In contrast, the last piece to be mentioned here makes an abundant use of theoretical concepts, and is possibly the most exciting one in the volume. In it, Veronika Zangl discusses the nature of survivor narratives and problems of Holocaust representation. The author argues that the Holocaust narratives, to a large degree, are influenced by surrounding social structures. Holocaust survivors, like all narrators, relate to existing narrative frames in formulating their individual narratives. What makes a narrative an individual one is the specific way in which the material is arranged. According to Zangl, Holocaust testimonies are a narrated entity, but at the same time they represent a narrative void. Existing language is not capable of capturing the horror of one's experience, and words are pushed to the edge of their possibilities, and become comical. Before the Holocaust, meta-narratives steered individual and collective narratives. If old narratives failed to do justice to fundamental changes in society and individual life, new "great stories" (such as the Odyssey) emerged. Referring to Jean-François Lyotard and Walter Benjamin, Zangl argues that the time of "great stories" had passed in the high modern era, at least before the outbreak of World War II. Hence, the survivors' failure to describe the Holocaust "adequately" appears to have two causes: the nature of event itself, and the specifics of narrative framework conditions. At the same time, the Holocaust can be depicted by the eyewitness on the poetic level: it can be narrated, but not described.
Zangl's article offers much food for thought. She makes clear that Holocaust testimonies share the same factors of every autobiographical story: the construction of identity, narrative frameworks, and the use of literary genres, topoi, and motifs.
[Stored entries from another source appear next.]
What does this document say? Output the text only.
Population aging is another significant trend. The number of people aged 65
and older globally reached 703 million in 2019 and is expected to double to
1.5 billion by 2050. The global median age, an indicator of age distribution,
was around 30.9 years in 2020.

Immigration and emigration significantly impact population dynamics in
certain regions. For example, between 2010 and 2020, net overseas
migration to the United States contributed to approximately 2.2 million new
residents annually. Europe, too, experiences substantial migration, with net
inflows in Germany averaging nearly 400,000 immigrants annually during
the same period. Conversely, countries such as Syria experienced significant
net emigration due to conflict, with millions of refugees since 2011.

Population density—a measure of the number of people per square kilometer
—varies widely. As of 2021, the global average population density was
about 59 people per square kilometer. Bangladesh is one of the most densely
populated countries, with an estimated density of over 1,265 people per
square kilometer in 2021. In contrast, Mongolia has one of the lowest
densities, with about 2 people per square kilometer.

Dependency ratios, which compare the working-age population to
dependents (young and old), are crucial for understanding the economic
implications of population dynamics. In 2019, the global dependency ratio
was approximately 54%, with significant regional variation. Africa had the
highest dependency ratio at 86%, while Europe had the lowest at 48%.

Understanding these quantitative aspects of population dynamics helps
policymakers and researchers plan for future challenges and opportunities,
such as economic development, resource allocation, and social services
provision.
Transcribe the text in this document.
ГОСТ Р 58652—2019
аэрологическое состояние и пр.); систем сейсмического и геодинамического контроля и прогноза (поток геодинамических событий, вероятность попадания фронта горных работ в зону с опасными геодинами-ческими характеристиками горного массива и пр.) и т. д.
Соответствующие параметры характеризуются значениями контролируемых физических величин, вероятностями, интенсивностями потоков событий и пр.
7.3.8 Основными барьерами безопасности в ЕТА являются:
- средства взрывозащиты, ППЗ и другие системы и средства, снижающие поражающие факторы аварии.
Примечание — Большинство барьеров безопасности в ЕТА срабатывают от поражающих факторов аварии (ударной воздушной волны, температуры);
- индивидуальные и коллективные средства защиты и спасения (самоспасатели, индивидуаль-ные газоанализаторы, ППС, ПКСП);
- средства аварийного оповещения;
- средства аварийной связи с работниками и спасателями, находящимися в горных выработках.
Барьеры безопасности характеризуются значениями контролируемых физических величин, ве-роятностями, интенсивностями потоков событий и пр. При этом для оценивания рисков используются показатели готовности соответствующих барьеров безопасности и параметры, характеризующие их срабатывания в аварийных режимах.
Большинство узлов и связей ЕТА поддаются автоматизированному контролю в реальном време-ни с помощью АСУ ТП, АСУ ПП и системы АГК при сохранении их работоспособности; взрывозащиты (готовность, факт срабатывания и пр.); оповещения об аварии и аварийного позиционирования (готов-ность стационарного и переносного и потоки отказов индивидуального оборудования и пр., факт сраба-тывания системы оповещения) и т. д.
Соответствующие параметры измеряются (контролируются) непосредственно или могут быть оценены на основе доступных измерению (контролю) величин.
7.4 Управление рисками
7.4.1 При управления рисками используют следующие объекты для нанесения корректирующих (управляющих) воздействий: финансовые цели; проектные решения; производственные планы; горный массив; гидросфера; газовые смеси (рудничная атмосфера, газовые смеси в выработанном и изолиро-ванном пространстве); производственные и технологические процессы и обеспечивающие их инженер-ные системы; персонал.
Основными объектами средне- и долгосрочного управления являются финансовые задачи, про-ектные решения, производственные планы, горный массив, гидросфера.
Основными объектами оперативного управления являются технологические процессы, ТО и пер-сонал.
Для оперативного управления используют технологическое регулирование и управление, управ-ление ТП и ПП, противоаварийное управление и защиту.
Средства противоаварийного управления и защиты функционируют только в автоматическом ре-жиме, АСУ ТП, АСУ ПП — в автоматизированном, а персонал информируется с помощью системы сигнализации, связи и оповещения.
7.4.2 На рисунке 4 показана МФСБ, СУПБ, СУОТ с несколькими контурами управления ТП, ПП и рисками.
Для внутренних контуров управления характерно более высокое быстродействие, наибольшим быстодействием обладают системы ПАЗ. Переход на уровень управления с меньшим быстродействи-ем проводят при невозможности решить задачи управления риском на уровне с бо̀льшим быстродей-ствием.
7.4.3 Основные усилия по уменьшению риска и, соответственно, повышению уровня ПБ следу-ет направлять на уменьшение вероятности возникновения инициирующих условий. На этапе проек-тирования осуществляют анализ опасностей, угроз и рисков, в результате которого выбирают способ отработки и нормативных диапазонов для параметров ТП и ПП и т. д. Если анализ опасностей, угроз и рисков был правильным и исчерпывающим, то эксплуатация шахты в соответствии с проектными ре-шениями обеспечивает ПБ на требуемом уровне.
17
I am not entirely persuaded by her argument about the Holocaust as narrative void, in which existing languages becomes unsuitable to tell others about the Holocaust. Some in-depth analysis of examples would help readers to understand the argument better. It deserves readers' attention.
Overall, Zangl's text, like those by other authors, would have benefited from more stringent editing. Most of the authors are not native speakers of English and come from different cultures of academic writing, some more easily accessible than others. It is not reasonable to expect the reader to read passages repeatedly to make sense of them. Although the editors sought to reach beyond a specialist readership, they did not achieve this goal, and the price of the volume is too high to reverse the impression created by the essays. [3]
Hence, my reaction is ambivalent. The book offers several remarkable contributions, making intriguing scholarship available in English. Altogether, the volume is a mélange of essays of differing heuristic quality, level of abstraction, and consistency. The more felicitous essays offer readers insight into the current state of research on the historical culture of the Holocaust and its methodological and conceptual trends. Moreover, the gaps in consistency mentioned above are possibly not only a problem of the volume at hand, but also of the entire research branch. In future, such specialised collections of essays should seek to pursue greater theoretical and conceptual precision.
Notes:
[1] Harald Welzer / Sabine Moller / Karoline Tschuggnall: Opa war kein Nazi. Nationalsozialismus und Holocaust im Familiengedächtnis, Frankfurt/Main 2002.
[2] For a more balanced approach cf. Erica Lehrer: "Bearing False Witness? Vicarious Jewish Identity and the Politics of Affinity.", in: Imaginary Neighbors. Mediating Polish-Jewish Relations after the Holocaust, edited by Dorota Glowacka and Joanna Zylinska, 84-109, Lincoln, NE 2007.